Idaho lawmakers have a pretty good gig going for them in terms of their compensation for a part-time gig. In fact, the current payout for the 2020 year is $18,415, plus health insurance and PERSI (Idaho’s pension system).
Last year, lawmakers were at their posts inside the State Capitol Building for just 74 days. That equates to $248.85 per day. Not bad huh? And last year went longer than most.
But that’s just the base pay. See, lawmakers also receive generous stipends each day during the session. The payouts range depending on how far the elected official’s district is from Boise, but they are reimbursed for housing, mileage, and food.
Idaho’s base teacher salary is just $38,500. A typical contracted school year is 180 days which works out to be $213.88 per contracted day. And they don’t get perks like an extra check for paying rent, gas, or food. Bummer.

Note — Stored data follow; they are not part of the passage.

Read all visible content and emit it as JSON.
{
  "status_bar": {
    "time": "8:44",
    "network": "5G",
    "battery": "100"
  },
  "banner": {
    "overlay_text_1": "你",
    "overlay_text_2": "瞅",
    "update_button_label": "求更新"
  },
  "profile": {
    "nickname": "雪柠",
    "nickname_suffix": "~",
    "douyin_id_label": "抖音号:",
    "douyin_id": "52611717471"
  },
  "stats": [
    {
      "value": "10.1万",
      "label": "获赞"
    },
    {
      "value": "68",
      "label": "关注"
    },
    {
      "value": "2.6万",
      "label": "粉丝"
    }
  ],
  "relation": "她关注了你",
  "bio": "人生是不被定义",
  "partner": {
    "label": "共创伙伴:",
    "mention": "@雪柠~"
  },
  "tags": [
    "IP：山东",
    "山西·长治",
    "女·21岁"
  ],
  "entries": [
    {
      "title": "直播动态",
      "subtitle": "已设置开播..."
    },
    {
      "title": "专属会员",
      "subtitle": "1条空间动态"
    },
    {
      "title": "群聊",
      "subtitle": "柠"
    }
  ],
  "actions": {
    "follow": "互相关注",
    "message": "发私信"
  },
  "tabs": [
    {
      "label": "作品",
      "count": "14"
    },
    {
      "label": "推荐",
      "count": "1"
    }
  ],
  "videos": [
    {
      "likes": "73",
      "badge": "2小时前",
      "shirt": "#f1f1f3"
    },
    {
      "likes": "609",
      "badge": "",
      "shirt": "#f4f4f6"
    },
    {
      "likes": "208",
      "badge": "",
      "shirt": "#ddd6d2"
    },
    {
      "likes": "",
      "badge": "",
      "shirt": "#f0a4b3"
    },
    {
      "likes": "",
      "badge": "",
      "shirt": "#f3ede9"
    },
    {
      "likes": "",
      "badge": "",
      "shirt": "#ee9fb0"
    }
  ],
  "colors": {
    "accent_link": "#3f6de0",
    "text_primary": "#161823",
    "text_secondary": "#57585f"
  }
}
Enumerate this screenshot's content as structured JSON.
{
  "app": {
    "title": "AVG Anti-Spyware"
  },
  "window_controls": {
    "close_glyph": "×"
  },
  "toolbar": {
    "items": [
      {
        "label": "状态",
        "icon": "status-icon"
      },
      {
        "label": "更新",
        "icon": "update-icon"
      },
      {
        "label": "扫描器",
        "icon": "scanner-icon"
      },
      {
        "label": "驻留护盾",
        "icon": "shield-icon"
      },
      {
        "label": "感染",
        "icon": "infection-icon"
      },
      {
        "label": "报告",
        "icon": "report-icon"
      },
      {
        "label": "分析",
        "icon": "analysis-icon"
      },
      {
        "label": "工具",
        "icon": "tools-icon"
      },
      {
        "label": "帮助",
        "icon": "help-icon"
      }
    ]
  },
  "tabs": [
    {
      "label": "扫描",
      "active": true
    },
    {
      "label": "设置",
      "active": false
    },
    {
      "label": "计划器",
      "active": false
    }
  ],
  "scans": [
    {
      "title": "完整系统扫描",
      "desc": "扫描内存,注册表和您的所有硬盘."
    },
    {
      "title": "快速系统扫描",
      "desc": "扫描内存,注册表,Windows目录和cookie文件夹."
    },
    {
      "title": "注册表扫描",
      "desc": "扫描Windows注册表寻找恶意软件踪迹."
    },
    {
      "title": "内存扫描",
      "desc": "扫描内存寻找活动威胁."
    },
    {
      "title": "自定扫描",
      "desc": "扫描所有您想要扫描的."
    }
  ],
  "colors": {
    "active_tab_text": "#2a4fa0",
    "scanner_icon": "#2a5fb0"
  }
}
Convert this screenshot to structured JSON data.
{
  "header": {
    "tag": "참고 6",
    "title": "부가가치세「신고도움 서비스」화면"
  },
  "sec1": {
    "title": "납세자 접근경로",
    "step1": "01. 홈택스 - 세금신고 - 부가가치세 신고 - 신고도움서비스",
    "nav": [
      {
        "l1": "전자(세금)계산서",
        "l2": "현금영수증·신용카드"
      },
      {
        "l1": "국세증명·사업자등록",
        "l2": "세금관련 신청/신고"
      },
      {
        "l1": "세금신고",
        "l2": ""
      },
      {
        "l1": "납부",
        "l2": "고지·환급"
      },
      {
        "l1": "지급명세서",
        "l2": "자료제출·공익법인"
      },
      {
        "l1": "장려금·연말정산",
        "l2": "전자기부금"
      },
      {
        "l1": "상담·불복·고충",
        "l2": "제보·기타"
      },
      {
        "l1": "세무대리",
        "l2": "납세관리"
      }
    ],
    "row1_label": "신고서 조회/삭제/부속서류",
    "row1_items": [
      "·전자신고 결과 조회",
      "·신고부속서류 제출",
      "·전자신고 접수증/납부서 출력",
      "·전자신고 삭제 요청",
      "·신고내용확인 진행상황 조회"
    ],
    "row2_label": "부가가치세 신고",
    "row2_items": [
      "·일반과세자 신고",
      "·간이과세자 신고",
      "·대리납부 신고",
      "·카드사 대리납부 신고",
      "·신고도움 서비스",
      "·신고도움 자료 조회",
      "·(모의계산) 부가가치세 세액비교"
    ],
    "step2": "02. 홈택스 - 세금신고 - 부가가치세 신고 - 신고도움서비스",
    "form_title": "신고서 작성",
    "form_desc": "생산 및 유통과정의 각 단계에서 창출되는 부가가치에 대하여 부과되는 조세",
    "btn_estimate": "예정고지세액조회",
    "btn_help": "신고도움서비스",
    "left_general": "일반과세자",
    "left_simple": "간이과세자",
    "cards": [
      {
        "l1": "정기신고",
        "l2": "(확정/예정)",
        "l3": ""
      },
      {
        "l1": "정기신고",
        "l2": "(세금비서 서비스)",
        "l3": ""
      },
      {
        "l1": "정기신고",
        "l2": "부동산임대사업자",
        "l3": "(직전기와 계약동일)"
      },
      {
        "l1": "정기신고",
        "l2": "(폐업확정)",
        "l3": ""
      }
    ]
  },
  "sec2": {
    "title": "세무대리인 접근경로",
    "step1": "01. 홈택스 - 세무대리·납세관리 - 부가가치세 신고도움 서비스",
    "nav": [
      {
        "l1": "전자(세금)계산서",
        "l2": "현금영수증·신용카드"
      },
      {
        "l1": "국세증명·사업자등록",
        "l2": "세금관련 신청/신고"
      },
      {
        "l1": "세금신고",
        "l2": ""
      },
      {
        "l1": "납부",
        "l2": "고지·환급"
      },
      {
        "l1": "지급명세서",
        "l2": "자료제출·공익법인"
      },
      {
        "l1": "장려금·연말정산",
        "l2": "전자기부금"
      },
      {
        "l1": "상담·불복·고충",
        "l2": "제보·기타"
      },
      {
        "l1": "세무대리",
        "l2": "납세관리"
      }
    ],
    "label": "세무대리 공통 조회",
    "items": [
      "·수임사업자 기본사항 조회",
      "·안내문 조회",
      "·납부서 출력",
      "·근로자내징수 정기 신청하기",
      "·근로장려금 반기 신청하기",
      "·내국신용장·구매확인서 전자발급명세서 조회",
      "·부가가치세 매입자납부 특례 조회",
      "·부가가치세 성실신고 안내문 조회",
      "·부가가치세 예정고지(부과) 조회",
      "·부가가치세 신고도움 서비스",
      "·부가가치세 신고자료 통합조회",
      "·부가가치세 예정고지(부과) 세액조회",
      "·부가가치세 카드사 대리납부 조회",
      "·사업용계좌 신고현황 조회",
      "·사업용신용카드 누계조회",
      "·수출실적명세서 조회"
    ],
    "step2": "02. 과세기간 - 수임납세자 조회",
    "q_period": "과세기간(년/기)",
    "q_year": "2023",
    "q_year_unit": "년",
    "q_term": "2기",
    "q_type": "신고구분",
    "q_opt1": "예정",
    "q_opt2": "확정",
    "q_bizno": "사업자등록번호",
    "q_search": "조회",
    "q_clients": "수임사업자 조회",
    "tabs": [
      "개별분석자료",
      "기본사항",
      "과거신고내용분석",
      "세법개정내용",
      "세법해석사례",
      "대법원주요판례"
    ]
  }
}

But wait! Idaho lawmakers say they work outside the session as well, and I should take that into account? Well, teachers also put substantial work in outside their contracted hours.
Let’s make a very conservative estimate and suggest that for every contracted day, a teacher works an additional 2 hours outside of school.
That equates to an additional 360 hours. Assuming an 8 hour day, that’s an additional 45 days we can tack onto a teacher’s work time bringing the total from 180 to 225 days.
If we redo the math with this more accurate measure of time teachers spend working, pay drops substantially. $38,500 / 225 days = just $171.11 per day.
And that’s before we add on federal taxes, state taxes, health insurance, PERSI, FICA, etc. Take home pay shrinks pretty quick once we tack those on. Once the bills are paid, there is literally nothing left. As I have written before, Idaho’s teachers are the very definition of the working poor.
So here’s my pitch to Idaho’s lawmakers this session: If our state can only afford to pay poverty wages to the professionals teaching our children, then they should be beholden to the same compensation.
No more stipends for housing during the session until teachers can realistically pay their own rent without getting a second job. No more food vouchers until teachers make enough to not visit the local food pantry each week. No more mileage reimbursements until teachers can afford to put gas in their own tanks.
Better yet, let’s withhold some of their pay and have them generate a massive portfolio to be evaluated by their colleagues each year to prove their competency in their job. If the Master Educator Premium is such a good program passed by the legislature, then they should have a similar program for themselves.